His team “are getting a lot of requests to participate in European projects. We are perceived as a valuable partner,” said Offrein. “In the end, this is an ecosystem, and we are a very important part of it. We must absolutely be sure we can stay in this ecosystem.”

Quantum dream

Across the city, Tilman Esslinger, a German experimental physicist and a professor at the Institute for Quantum Electronics at ETH Zurich, talks of the buzz he gets from writing EU proposals. “It’s always inspiring. The openness and the width of competition is unique,” he said. “It’s not political; it’s just about good science.” Unlike the US, Europe doesn’t have big tech companies working in quantum, so it compels everyone to work together, Esslinger said.

Esslinger also praises the EU’s Marie Skłodowska-Curie fellowship programme. “This is the best we have; you’re always so sorry for the people you have to turn down; there’s too few places available.”

He is on his second ERC grant. “Everyone outside Europe is jealous of this programme and how it gives us first class science,” he said.
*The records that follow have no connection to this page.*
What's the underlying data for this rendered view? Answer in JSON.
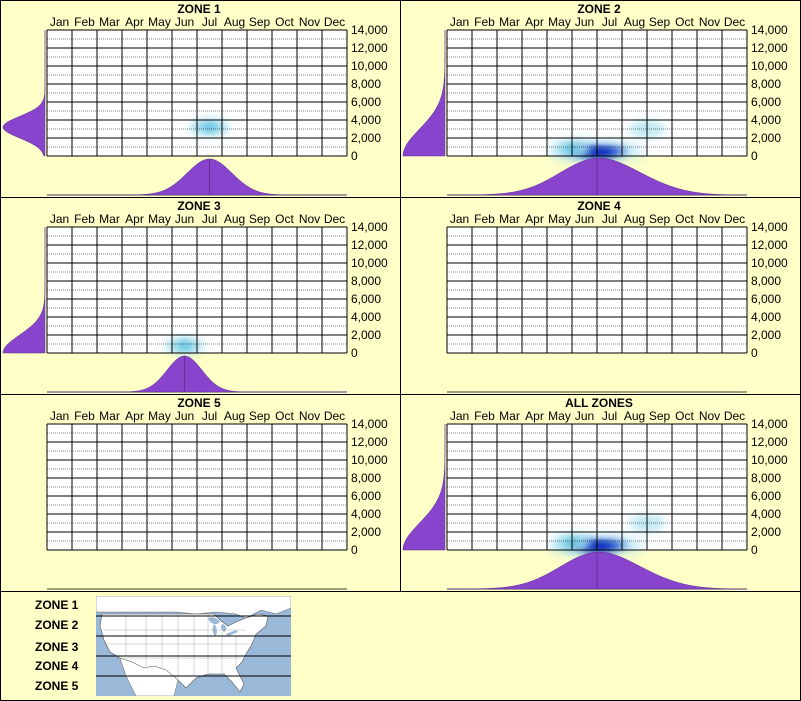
{
  "months": [
    "Jan",
    "Feb",
    "Mar",
    "Apr",
    "May",
    "Jun",
    "Jul",
    "Aug",
    "Sep",
    "Oct",
    "Nov",
    "Dec"
  ],
  "y_ticks": [
    "14,000",
    "12,000",
    "10,000",
    "8,000",
    "6,000",
    "4,000",
    "2,000",
    "0"
  ],
  "y_tick_values": [
    14000,
    12000,
    10000,
    8000,
    6000,
    4000,
    2000,
    0
  ],
  "colors": {
    "background": "#ffffc8",
    "distribution": "#8844cc",
    "heat_light": "#a8e0ee",
    "heat_dark": "#0018b0",
    "map_water": "#9ab8d8",
    "map_land": "#ffffff"
  },
  "chart_data": [
    {
      "type": "heatmap",
      "title": "ZONE 1",
      "x_axis": "month",
      "y_axis": "elevation",
      "ylim": [
        0,
        14000
      ],
      "hotspots": [
        {
          "month": 7,
          "elevation": 3200,
          "intensity": 0.45
        }
      ],
      "month_distribution": {
        "peak_month": 7,
        "spread": 0.9
      },
      "elevation_distribution": {
        "peak_elevation": 3200,
        "spread": 1200
      }
    },
    {
      "type": "heatmap",
      "title": "ZONE 2",
      "x_axis": "month",
      "y_axis": "elevation",
      "ylim": [
        0,
        14000
      ],
      "hotspots": [
        {
          "month": 6.5,
          "elevation": 500,
          "intensity": 1.0
        },
        {
          "month": 5.5,
          "elevation": 800,
          "intensity": 0.35
        },
        {
          "month": 8.5,
          "elevation": 3000,
          "intensity": 0.2
        }
      ],
      "month_distribution": {
        "peak_month": 6.5,
        "spread": 1.5
      },
      "elevation_distribution": {
        "peak_elevation": 0,
        "spread": 3000
      }
    },
    {
      "type": "heatmap",
      "title": "ZONE 3",
      "x_axis": "month",
      "y_axis": "elevation",
      "ylim": [
        0,
        14000
      ],
      "hotspots": [
        {
          "month": 6,
          "elevation": 800,
          "intensity": 0.4
        }
      ],
      "month_distribution": {
        "peak_month": 6,
        "spread": 0.7
      },
      "elevation_distribution": {
        "peak_elevation": 0,
        "spread": 2000
      }
    },
    {
      "type": "heatmap",
      "title": "ZONE 4",
      "x_axis": "month",
      "y_axis": "elevation",
      "ylim": [
        0,
        14000
      ],
      "hotspots": []
    },
    {
      "type": "heatmap",
      "title": "ZONE 5",
      "x_axis": "month",
      "y_axis": "elevation",
      "ylim": [
        0,
        14000
      ],
      "hotspots": []
    },
    {
      "type": "heatmap",
      "title": "ALL ZONES",
      "x_axis": "month",
      "y_axis": "elevation",
      "ylim": [
        0,
        14000
      ],
      "hotspots": [
        {
          "month": 6.5,
          "elevation": 500,
          "intensity": 1.0
        },
        {
          "month": 5.5,
          "elevation": 800,
          "intensity": 0.35
        },
        {
          "month": 8.5,
          "elevation": 3000,
          "intensity": 0.2
        }
      ],
      "month_distribution": {
        "peak_month": 6.5,
        "spread": 1.5
      },
      "elevation_distribution": {
        "peak_elevation": 0,
        "spread": 3000
      }
    }
  ],
  "legend": {
    "zones": [
      "ZONE 1",
      "ZONE 2",
      "ZONE 3",
      "ZONE 4",
      "ZONE 5"
    ],
    "map": "us-zones-map"
  }
}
The grants have allowed Esslinger to take his research in “freewheeling directions.” With the latest grant, he aims to find out how matter, heat or magnetic orientation get from point A to B.

“The Swiss are bringing the very good research. We were first in Europe, and maybe also in the US, to have a quantum engineering master’s programme. We were fast and we should keep the spirit to be fast,” he said.

EU research will suffer without the Swiss or the Brits, Esslinger believes. “If you close the door on Britain and Switzerland, there’s a lot less left in Europe,” he said. “You cannot take them out of the ERC and have the same level.”